I got really sick on my last flight. Threw up big time in the aft lav. The flight attendants were wonderful, told me to lie down in an enpty row of seats & one went up to FC to take over for me. I really was so ill & dizzy. And freezing, too. Had blankets all over me. Was never so happy to land in LAX. I slept it off thru the night at the hotel & though I didn't feel good when I woke up, I was able to rally & get it together by pick up.
By the time the trip back home started I was feeling GREAT, almost manic in fact because I was so happy I no longer felt sick! There is nothing like feeling deathly ill to appreciate feeling good when you get well. I was HAPPY HAPPY HAPPY!
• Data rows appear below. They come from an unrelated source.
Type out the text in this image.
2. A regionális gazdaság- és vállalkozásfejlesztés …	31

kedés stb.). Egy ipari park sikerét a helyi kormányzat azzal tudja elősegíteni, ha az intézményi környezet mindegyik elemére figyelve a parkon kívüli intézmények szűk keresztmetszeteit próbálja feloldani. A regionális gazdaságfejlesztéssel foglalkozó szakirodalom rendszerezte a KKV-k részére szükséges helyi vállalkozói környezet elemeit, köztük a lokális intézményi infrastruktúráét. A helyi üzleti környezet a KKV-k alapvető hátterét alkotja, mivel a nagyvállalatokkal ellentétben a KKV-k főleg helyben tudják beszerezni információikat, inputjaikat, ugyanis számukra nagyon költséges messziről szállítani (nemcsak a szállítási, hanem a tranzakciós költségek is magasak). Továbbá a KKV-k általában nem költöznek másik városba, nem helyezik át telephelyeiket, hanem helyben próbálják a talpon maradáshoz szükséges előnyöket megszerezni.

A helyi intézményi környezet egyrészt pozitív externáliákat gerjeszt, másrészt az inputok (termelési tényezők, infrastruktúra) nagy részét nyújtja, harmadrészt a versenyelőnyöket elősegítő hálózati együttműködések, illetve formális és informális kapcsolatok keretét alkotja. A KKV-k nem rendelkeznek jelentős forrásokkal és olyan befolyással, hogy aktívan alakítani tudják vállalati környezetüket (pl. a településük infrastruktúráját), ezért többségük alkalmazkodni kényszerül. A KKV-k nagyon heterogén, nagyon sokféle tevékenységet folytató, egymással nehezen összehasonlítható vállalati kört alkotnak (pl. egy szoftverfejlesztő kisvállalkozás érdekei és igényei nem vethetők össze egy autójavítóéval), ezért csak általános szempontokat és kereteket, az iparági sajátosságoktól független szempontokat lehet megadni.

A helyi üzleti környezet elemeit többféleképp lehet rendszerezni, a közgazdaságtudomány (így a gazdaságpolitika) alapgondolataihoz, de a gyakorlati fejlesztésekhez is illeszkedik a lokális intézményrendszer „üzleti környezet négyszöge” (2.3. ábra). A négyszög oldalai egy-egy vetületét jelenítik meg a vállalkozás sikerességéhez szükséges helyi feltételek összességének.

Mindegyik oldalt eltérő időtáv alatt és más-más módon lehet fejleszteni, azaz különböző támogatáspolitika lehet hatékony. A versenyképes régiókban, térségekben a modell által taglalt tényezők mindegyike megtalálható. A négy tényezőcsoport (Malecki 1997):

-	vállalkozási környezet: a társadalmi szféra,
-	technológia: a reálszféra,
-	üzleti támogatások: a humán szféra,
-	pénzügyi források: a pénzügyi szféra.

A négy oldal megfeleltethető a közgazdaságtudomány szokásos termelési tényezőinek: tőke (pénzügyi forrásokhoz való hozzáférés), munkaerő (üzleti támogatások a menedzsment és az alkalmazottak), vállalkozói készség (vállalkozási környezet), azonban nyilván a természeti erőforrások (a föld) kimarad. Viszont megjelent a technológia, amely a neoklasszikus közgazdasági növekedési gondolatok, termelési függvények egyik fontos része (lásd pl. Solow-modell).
I think I know what caused it. D & I had a big fight that morning before I went to the airport. Found out we owe $500 on electric & gas... D had only been paying small increments ($125 or so) of the bills that come in. When I said you can't DO that she screamed the bills are too much, they're too much. I just can't pay all that.
Doris retired 2 yrs ago with thousands of dollars of personal credit card debt. She has NO intention of getting another job. When I begged her once again this day to get a job she said 'I can take in foster kids..' I was like OH GOD, give me a break. (This is probably the main reason I was pukeing my gutts up later at work as we all KNOW how I feel about living here with children, even if they are only visiting.)
I said are we going to have to sell the house? I can't work any harder than I'm doing now... feel like I'm gona keel over with exhaustion at 60yrs I'm working so much overtime. She said sell the house & we'll go into a Sr Citizen apt. my heart sunk. We have pets. We have stuff. We have privacy. Apts are not private they are noisy. You can hear thru the fucking walls, floors & ceilings. I'm sad.
I pay the mortgage, the phone bill, my cell bill, my car note, insurance & gas, curves & half the groceries. I just can't make any more than this. D is supposed to pay the gas & electric, the garbage pick up, cable tv, her cell, her car note, car insurance & gas, curves & half the groceries.
I depend on her for this. But she likes to take her sister out to eat & of course she spent that $100 on her son's bus ticket for xmas... That could have been put to our gas/electric bill.
And we like to eat out too much, ourselves. That will have to stop.
So I freaked out & got totally ill. Hurled chunks. It got to me. I'm better now. And trying not to panic.
But I am so pissed. And just SO dissappointed. yeah, in her. She doesn't communicate about these important things... like MONEY. Because she just doesn't care. At 72 she has informed me that she is just not going to worry about anything. Life will take care of itself. Jesus Christ. Somebody HELP me!
At least we have our health. (perhaps not our mental health so much, ha!)
Well, guess that's enough of a rant for now.